Queste forme sono aumentate dopo il Covid e gli scienziati hanno condotto diversi studi per approfondirne le cause. “Sembra che ci sia nella fase post pandemia una sorta di riduzione dell’immunità protettiva verso i genotipi comuni di Streptococcus pyogenes. E vi è stato un aumento della circolazione delle infezioni virali che di per sé è un fattore di rischio per le infezioni invasive – osserva l’esperta – E poi c’è meno attenzione al lavaggio delle mani. C’era anche prima, in realtà. Però, considerata l’immunità ridotta, considerato l’aumento della circolazione dei virus che nella fase di lockdown sono circolati di meno, di fatto si è osservato quest’aumento”. Altre ipotesi formulate dagli esperti, come “il fatto che ci fosse un ceppo molto virulento e diffusibile, sono state in parte sconfessate da dati epidemiologici che hanno studiato la parte genetica relativa ai tipi circolanti. Quanto alla sensibilità agli antibiotici beta-lattamici, è invece confermata, cosa che porta a dire che il problema non è l’antibiotico-resistenza, altro elemento che si temeva”.
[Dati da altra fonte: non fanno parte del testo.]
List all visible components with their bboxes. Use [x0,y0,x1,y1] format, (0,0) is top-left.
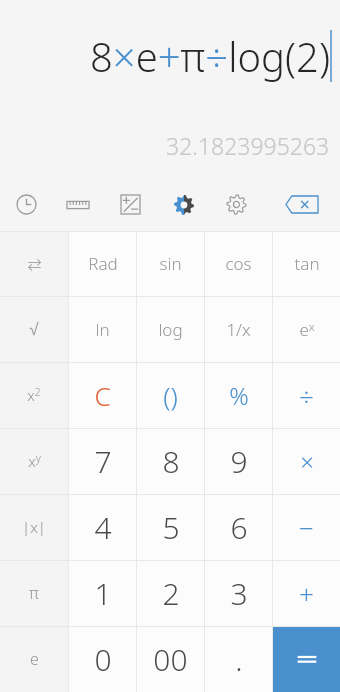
staticText: ÷ [299,378,314,413]
staticText: 8 [162,441,180,482]
staticText: 2 [162,573,180,614]
staticText: π [29,582,39,604]
staticText: 5 [162,507,180,548]
staticText: cos [225,252,252,275]
staticText: √ [29,320,39,339]
button[interactable]: √ [0,296,68,362]
button[interactable]: ln [69,296,136,362]
button[interactable]: log [137,296,204,362]
staticText: ⇄ [27,254,42,274]
button[interactable]: 6 [205,494,272,560]
staticText: 6 [230,507,248,548]
button[interactable]: |x| [0,494,68,560]
staticText: ln [95,318,110,341]
staticText: ex [299,318,315,341]
staticText: . [235,639,243,680]
button[interactable]: x2 [0,362,68,428]
staticText: xy [28,451,41,471]
staticText: × [300,445,314,478]
button[interactable]: History [0,178,52,231]
staticText: 8×e+π÷log(2) [90,29,330,83]
button[interactable]: ⇄ [0,231,68,296]
staticText: 7 [94,441,112,482]
button[interactable] [273,626,340,692]
staticText: 1/x [226,318,251,341]
button[interactable]: 00 [137,626,204,692]
button[interactable]: 2 [137,560,204,626]
button[interactable]: tan [273,231,340,296]
button[interactable]: − [273,494,340,560]
button[interactable]: sin [137,231,204,296]
button[interactable]: Unit converter [52,178,104,231]
button[interactable]: Backspace [263,178,340,231]
button[interactable]: 5 [137,494,204,560]
button[interactable]: % [205,362,272,428]
staticText: 00 [153,639,188,680]
staticText: () [163,378,178,413]
button[interactable]: 1/x [205,296,272,362]
button[interactable]: 9 [205,428,272,494]
staticText: x2 [27,385,41,405]
staticText: 32.1823995263 [166,130,330,161]
button[interactable]: () [137,362,204,428]
button[interactable]: . [205,626,272,692]
staticText: − [299,510,314,545]
button[interactable]: ÷ [273,362,340,428]
staticText: 4 [94,507,112,548]
button[interactable]: + [273,560,340,626]
staticText: sin [159,252,182,275]
button[interactable]: π [0,560,68,626]
staticText: 3 [230,573,248,614]
button[interactable]: Sign [104,178,157,231]
button[interactable]: Rad [69,231,136,296]
button[interactable]: 0 [69,626,136,692]
staticText: Rad [88,252,118,275]
button[interactable]: Settings [210,178,263,231]
button[interactable]: × [273,428,340,494]
button[interactable]: ex [273,296,340,362]
staticText: 9 [230,441,248,482]
staticText: |x| [22,517,46,537]
staticText: + [299,576,314,611]
button[interactable]: Theme [157,178,210,231]
staticText: % [229,379,249,412]
button[interactable]: 4 [69,494,136,560]
staticText: e [30,648,39,670]
button[interactable]: 1 [69,560,136,626]
staticText: 0 [94,639,112,680]
button[interactable]: C [69,362,136,428]
button[interactable]: 8 [137,428,204,494]
button[interactable]: cos [205,231,272,296]
staticText: log [158,318,183,341]
staticText: tan [294,252,320,275]
button[interactable]: 3 [205,560,272,626]
staticText: 1 [94,573,112,614]
staticText: C [94,378,111,413]
button[interactable]: 7 [69,428,136,494]
button[interactable]: e [0,626,68,692]
button[interactable]: xy [0,428,68,494]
C’è un identikit di chi sviluppa la forma invasiva? “Non c’è una evidenza che certi soggetti siano più a rischio. Ci sono alcune categorie che tendono più spesso a presentare un’infezione invasiva: i bambini con età minore di un anno, gli immunodepressi, chi ha avuto un recente trauma o un recente intervento chirurgico. E infine le forme invasive possono essere una complicanza dei casi di varicella”. Regole d’oro per la prevenzione, ricorda Esposito, sono “come sempre la corretta igiene delle mani, in primis; l’aerazione degli ambienti interni, soprattutto pensando alle classi di asilo e scuola elementare; e poi attenzione alla condivisione di utensili, bicchieri, oggetti personali, quindi ai comportamenti promiscui”.